Cibo e cervello: 130 millisecondi sono sufficienti a distinguere una pietanza cruda da una cotta

Cosa capita quando vediamo un piatto di cibo? Come riconosciamo se la pietanza è cruda o cotta, se si tratta di un piatto industriale o più “biologico” ? E quali sensazioni associamo al cibo?

Da anni diversi studiosi si dedicano ad approfondire il complesso legame, forse ancestrale, che c’è tra psiche e cibo. L’obiettivo di questi studi è arrivare a capire quali aree del cervello entrano in gioco nel riconoscimento puramente visivo di un cibo (prima dell’assaggio per intenderci) per aiutare le persone che soffrono di disturbi alimentari, come anoressia e bulimia ma non solo.

Il mondo delle patologie alimentari è vasto e variegato, spesse volte il punto di partenza non è necessariamente il cibo, come nella maggior parte delle depressioni, ma finisce inevitabilmente per rimanerne coinvolto, pensiamo anche a molte malattie neurodegenerative in cui il rapporto con il cibo cambia.

Secondo la Società Italiana per lo Studio dei Disturbi del Comportamento Alimentare, infatti, i disturbi legati al cibo colpiscono in Italia il 10% degli adolescenti.

La Professoressa Raffaella Rumiati, della SISSA di Trieste è intervenuta al congresso «Cibo per il cervello: promuovere la salute e prevenire le malattie», una tre giorni organizzata da NeuroMI Università degli Studi di Milano – Bicocca sul legame tra cibo e salute e ha dichiarato che il nostro cervello impiega solo 130 millisecondi ad attribuire ad un cibo le qualità prese in esame, ossia alimento crudo e alimento processato ma che ci sono differenze tra i giovani e gli anziani nel processo di riconoscimento.

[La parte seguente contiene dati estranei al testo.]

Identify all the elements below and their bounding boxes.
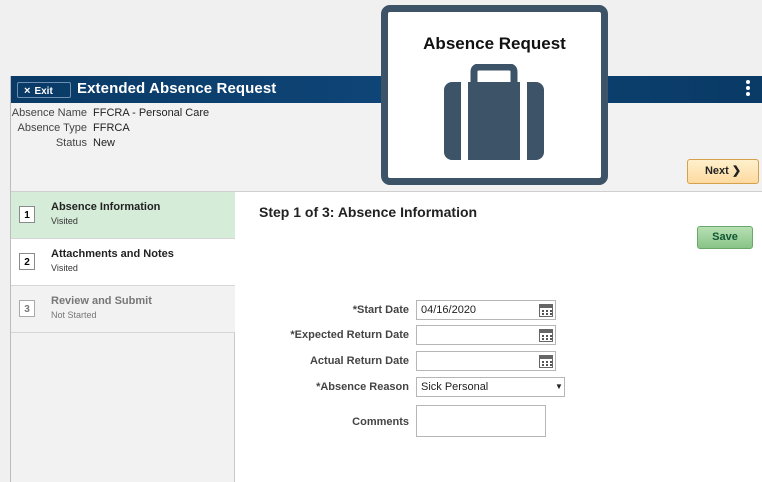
next-button[interactable]: Next ❯ <box>687 159 759 184</box>
comments-label: Comments <box>352 416 409 428</box>
suitcase-icon <box>444 64 544 160</box>
absence-reason-label: *Absence Reason <box>316 381 409 393</box>
status-row: Status New <box>0 137 115 149</box>
step-title: Attachments and Notes <box>51 248 174 260</box>
actual-return-date-label: Actual Return Date <box>309 355 409 367</box>
step-status: Visited <box>51 263 78 273</box>
more-options-icon[interactable] <box>745 80 751 98</box>
exit-label: Exit <box>34 86 53 97</box>
absence-request-tile: Absence Request <box>381 5 608 185</box>
step-number: 1 <box>19 206 35 223</box>
close-icon: × <box>24 85 31 97</box>
start-date-field[interactable]: 04/16/2020 <box>416 300 556 320</box>
step-number: 3 <box>19 300 35 317</box>
absence-name-row: Absence Name FFCRA - Personal Care <box>0 107 209 119</box>
step-item-attachments-notes[interactable]: 2 Attachments and Notes Visited <box>11 239 235 286</box>
step-heading: Step 1 of 3: Absence Information <box>259 204 478 220</box>
status-value: New <box>93 137 116 149</box>
calendar-icon[interactable] <box>539 355 553 368</box>
tile-title: Absence Request <box>423 34 566 53</box>
expected-return-date-label: *Expected Return Date <box>290 329 409 341</box>
save-button[interactable]: Save <box>697 226 753 249</box>
step-item-review-submit[interactable]: 3 Review and Submit Not Started <box>11 286 235 333</box>
absence-type-label: Absence Type <box>17 122 87 134</box>
next-label: Next <box>704 165 729 177</box>
expected-return-date-field[interactable] <box>416 325 556 345</box>
step-content: Step 1 of 3: Absence Information Save *S… <box>235 192 762 482</box>
absence-name-value: FFCRA - Personal Care <box>93 107 210 119</box>
step-number: 2 <box>19 253 35 270</box>
dropdown-arrow-icon: ▼ <box>555 382 563 391</box>
step-navigation: 1 Absence Information Visited 2 Attachme… <box>11 192 235 482</box>
calendar-icon[interactable] <box>539 329 553 342</box>
absence-type-value: FFRCA <box>93 122 130 134</box>
calendar-icon[interactable] <box>539 304 553 317</box>
step-status: Not Started <box>51 310 97 320</box>
exit-button[interactable]: × Exit <box>17 82 71 98</box>
absence-name-label: Absence Name <box>11 107 87 119</box>
status-label: Status <box>55 137 87 149</box>
absence-reason-select[interactable]: Sick Personal <box>416 377 565 397</box>
absence-type-row: Absence Type FFRCA <box>0 122 130 134</box>
absence-reason-value: Sick Personal <box>421 381 489 393</box>
step-title: Absence Information <box>51 201 161 213</box>
step-item-absence-information[interactable]: 1 Absence Information Visited <box>11 192 235 239</box>
chevron-right-icon: ❯ <box>731 165 742 177</box>
comments-textarea[interactable] <box>416 405 546 437</box>
page-title: Extended Absence Request <box>77 80 277 97</box>
step-status: Visited <box>51 216 78 226</box>
actual-return-date-field[interactable] <box>416 351 556 371</box>
start-date-label: *Start Date <box>352 304 409 316</box>
step-title: Review and Submit <box>51 295 152 307</box>
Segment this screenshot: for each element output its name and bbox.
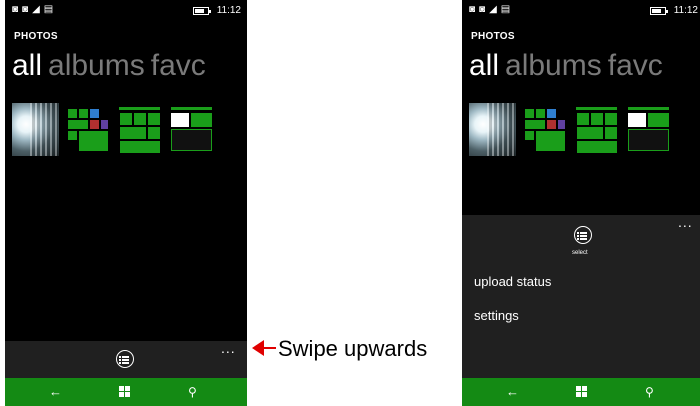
screenshot-thumbnail[interactable] bbox=[625, 103, 672, 156]
select-label: select bbox=[572, 250, 588, 256]
tab-albums[interactable]: albums bbox=[505, 49, 602, 82]
signal-icon: ◙ bbox=[479, 4, 486, 15]
battery-icon bbox=[650, 7, 668, 15]
tab-albums[interactable]: albums bbox=[48, 49, 145, 82]
navigation-bar: ← ⚲ bbox=[462, 378, 700, 406]
pivot-header: all albums favc bbox=[12, 46, 212, 86]
windows-icon[interactable] bbox=[576, 386, 588, 398]
tab-all[interactable]: all bbox=[469, 49, 499, 82]
search-icon[interactable]: ⚲ bbox=[645, 385, 654, 399]
photo-grid bbox=[469, 103, 672, 156]
tab-all[interactable]: all bbox=[12, 49, 42, 82]
app-title: PHOTOS bbox=[471, 31, 515, 42]
screenshot-thumbnail[interactable] bbox=[521, 103, 568, 156]
photo-thumbnail[interactable] bbox=[469, 103, 516, 156]
phone-screen-collapsed: ◙ ◙ ◢ ▤ 11:12 PHOTOS all albums favc ...… bbox=[5, 0, 247, 406]
tab-favorites[interactable]: favc bbox=[608, 49, 663, 82]
app-bar-expanded: ... select upload status settings bbox=[462, 215, 700, 378]
battery-icon bbox=[193, 7, 211, 15]
photo-thumbnail[interactable] bbox=[12, 103, 59, 156]
red-arrow-shaft bbox=[262, 347, 276, 349]
select-icon[interactable] bbox=[116, 350, 134, 368]
status-bar: ◙ ◙ ◢ ▤ 11:12 bbox=[462, 0, 700, 24]
screenshot-thumbnail[interactable] bbox=[573, 103, 620, 156]
more-options-button[interactable]: ... bbox=[221, 341, 236, 355]
message-icon: ▤ bbox=[500, 4, 511, 15]
signal-icon: ◙ bbox=[12, 4, 19, 15]
back-arrow-icon[interactable]: ← bbox=[49, 384, 62, 399]
annotation-text: Swipe upwards bbox=[278, 336, 428, 361]
photo-grid bbox=[12, 103, 215, 156]
tab-favorites[interactable]: favc bbox=[151, 49, 206, 82]
screenshot-thumbnail[interactable] bbox=[116, 103, 163, 156]
menu-item-settings[interactable]: settings bbox=[474, 308, 519, 323]
navigation-bar: ← ⚲ bbox=[5, 378, 247, 406]
back-arrow-icon[interactable]: ← bbox=[506, 384, 519, 399]
windows-icon[interactable] bbox=[119, 386, 131, 398]
select-icon[interactable] bbox=[574, 226, 592, 244]
app-title: PHOTOS bbox=[14, 31, 58, 42]
screenshot-thumbnail[interactable] bbox=[168, 103, 215, 156]
more-options-button[interactable]: ... bbox=[678, 215, 693, 229]
screenshot-thumbnail[interactable] bbox=[64, 103, 111, 156]
signal-icon: ◙ bbox=[22, 4, 29, 15]
wifi-icon: ◢ bbox=[32, 4, 40, 15]
wifi-icon: ◢ bbox=[489, 4, 497, 15]
pivot-header: all albums favc bbox=[469, 46, 669, 86]
app-bar-collapsed[interactable]: ... bbox=[5, 341, 247, 378]
status-time: 11:12 bbox=[673, 5, 698, 16]
search-icon[interactable]: ⚲ bbox=[188, 385, 197, 399]
menu-item-upload-status[interactable]: upload status bbox=[474, 274, 551, 289]
status-bar: ◙ ◙ ◢ ▤ 11:12 bbox=[5, 0, 247, 24]
status-time: 11:12 bbox=[216, 5, 241, 16]
signal-icon: ◙ bbox=[469, 4, 476, 15]
swipe-annotation: Swipe upwards bbox=[252, 334, 452, 364]
message-icon: ▤ bbox=[43, 4, 54, 15]
phone-screen-expanded: ◙ ◙ ◢ ▤ 11:12 PHOTOS all albums favc ...… bbox=[462, 0, 700, 406]
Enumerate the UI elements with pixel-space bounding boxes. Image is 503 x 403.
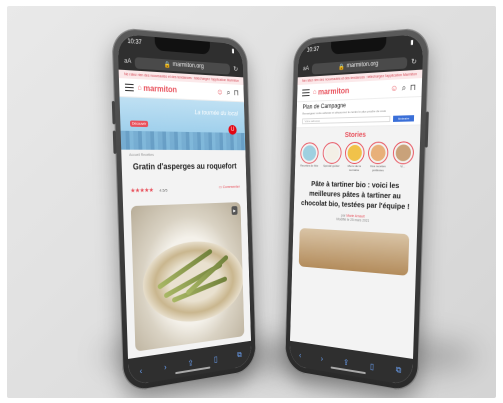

I più anziani hanno vissuto in un epoca in cui gli alimenti erano più naturali per così dire, meno processati e lavorati dall’industria per cui ne hanno memorizzato colore, aspetto e odore, quindi si trovano avvantaggiati nel riconoscere un cibo naturale da uno industriale, mentre i più giovani sono più bravi a distinguere il cibo crudo da quello cotto.

In questi studi vengono utilizzate le moderne tecniche di imaging attraverso cui il team della Prof.ssa Rumiati ha scoperto una cosa importante: i circuiti cerebrali coinvolti nel riconoscimento dei fattori “crudo” e “processato” sono differenti e separati.

Per fare un esempio concreto nell’osservare una ciliegia e nell’attribuirgli una serie di caratteristiche il nostro cervello attiva l’area occipitale laterale mentre per un risotto attiviamo la parte temporale mediale.

Le emozioni sono strettamente collegate al cibo e viceversa, le scienze cognitive ci insegnano che alcune caratteristiche personali psicologiche influenzano il modo di alimentarsi, questo potrebbe essere di grande supporto e presupporre un processo inverso dove attraverso l’educazione alimentare si possa influenzare positivamente i nostri comportamenti e la nostra mente.